This morning Real Clear Politics (RCP) made its election predictions three days out. RCP averages specific polls with a history of accuracy and produces the RCP average for each race and the generic ballot. Theoretically, averaging historically accurate polls will remove any remaining bias and come closer to predicting the outcome. However, in 2016 and 2020, most polls overestimated the performance of Democrats. Thus, even the RCP average of polls has underestimated Republican performance in recent years.
Commentators advance many theories for the deterioration of election poll accuracy. Some believe pollsters are trying to help construct a narrative that discourages Republicans from voting. Others think conservatives are less likely to answer election surveys. Pranksters on the right even admit to providing wrong answers on purpose, depending on the pollster.
So this year, RCP added a column for the average amount polls underestimated Republicans over the past few elections and then a column for adjusted poll averages. The last column is the site’s predictions for the Senate and governor races. RCP now predicts the Senate will have a 54-seat Republican majority after a runoff in Georgia in December. It also forecasts the GOP will net three governorships, leaving 19 Democrat-led states and 33 Republican-led ones.
But is it possible that RCP’s adjustment may not be enough? A new poll indicates that is a distinct possibility. The Trafalgar Group conducted a poll for Convention of States utilizing a method that lead pollster Robert Cahaly developed in 2016. Cahaly asks respondents what their neighbors think or who they will vote for as a proxy for what the person on the line will do. Using this method, Trafalgar was the only pollster who predicted President Trump would win Michigan and Pennsylvania in 2016.

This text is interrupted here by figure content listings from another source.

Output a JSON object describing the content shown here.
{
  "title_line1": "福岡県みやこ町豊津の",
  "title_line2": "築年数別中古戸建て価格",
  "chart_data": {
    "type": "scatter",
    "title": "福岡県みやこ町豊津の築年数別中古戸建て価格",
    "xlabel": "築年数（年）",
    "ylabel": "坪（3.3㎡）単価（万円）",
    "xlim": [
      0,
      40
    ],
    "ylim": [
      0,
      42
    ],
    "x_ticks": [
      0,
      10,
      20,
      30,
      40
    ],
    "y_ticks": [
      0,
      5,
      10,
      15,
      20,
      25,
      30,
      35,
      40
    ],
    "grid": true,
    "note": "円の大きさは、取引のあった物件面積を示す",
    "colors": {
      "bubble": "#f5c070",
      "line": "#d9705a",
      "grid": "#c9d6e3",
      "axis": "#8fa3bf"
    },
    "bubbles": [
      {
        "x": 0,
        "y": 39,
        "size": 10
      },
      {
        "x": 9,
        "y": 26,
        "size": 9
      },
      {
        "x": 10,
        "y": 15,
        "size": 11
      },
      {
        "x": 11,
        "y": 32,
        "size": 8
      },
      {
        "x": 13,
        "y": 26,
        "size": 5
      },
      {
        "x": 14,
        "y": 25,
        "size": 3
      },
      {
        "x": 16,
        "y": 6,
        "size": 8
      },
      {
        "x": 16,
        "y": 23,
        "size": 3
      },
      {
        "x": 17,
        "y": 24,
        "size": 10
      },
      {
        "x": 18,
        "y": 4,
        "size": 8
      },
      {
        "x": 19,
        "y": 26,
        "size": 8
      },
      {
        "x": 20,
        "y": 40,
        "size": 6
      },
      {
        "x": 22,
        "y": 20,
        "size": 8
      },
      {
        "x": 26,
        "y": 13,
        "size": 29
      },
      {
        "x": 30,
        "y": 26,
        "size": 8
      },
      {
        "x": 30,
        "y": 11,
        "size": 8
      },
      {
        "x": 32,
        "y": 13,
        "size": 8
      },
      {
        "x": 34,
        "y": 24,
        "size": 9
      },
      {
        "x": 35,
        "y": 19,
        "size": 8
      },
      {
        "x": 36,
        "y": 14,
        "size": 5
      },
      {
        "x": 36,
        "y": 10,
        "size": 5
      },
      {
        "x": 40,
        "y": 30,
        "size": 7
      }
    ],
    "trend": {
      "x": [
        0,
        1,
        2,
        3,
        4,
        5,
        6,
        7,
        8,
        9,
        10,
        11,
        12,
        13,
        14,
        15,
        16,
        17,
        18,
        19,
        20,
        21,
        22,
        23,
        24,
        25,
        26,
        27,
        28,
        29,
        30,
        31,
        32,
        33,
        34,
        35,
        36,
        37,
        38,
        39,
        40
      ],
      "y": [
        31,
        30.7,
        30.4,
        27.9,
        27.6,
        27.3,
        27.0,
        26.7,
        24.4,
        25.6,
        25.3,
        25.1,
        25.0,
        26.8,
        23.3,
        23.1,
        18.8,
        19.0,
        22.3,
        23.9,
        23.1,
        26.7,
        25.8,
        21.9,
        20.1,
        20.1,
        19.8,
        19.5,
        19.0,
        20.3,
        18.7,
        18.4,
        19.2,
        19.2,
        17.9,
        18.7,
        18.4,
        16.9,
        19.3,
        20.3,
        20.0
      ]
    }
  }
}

With the Democrats withering harangues about threats to “our democracy” and the complete media freak out about what the polls are already saying, the new data from Trafalgar should have both groups furiously searching for their Xanax and bourbon. “Our pollster Robert Cahaly is famous for having devised a method to ask voters what they themselves think by asking what their neighbors think, and we wanted to apply that principle to understanding how voters feel in the current climate,” explained Mark Meckler, President of the Convention of States.
By a significant margin, unaffiliated voters think their friends and neighbors are afraid to express their views about who they will vote for on Tuesday. Only 38.6% of Democrats believe this, while a slight majority of Republicans, 51.4%, do. However, almost two-thirds, 66.3%, of unaffiliated voters do. Unaffiliated voters are the only group seen as persuadable in most elections. It’s easy to see how the legacy media narrative about political violence from Republicans could make unaffiliated voters hesitant to say they will vote for them.
Recent disclosures about social media monitoring by Big Tech in cooperation with the government probably increased the unwillingness of people to speak about the election publicly. Add that to Attorney General Marrick Garland using the DOJ and FBI as political weapons against Republicans and conservatives, and it makes sense that people would not want to identify themselves as voting for one. It also makes sense that more Republicans than Democrats feel this way.
A significant majority — 60.1% — of unaffiliated voters also believe their “neighbors” are voting for Republicans. “Interestingly, that’s about the same number [of unaffiliated voters] who are afraid to say who they’ll vote for,” noted Meckler. “This indicates that the theory of the ‘submerged voter’–voters so concerned about people finding out who they voted for that pollsters cannot detect them–will come into play in this midterm in a major way.”
Submerged voters materialized in Michigan and Pennsylvania in 2016. These are two states with critical races again this cycle. Margins for Democrats are also thinner than expected in high-profile races in Washington, New Hampshire, Minnesota, and Wisconsin. In addition, House districts President Biden won by over 10 points two years ago are now considered toss-ups.
Will the shy voter topple Democrats even where the current polling has them winning? Only time will tell.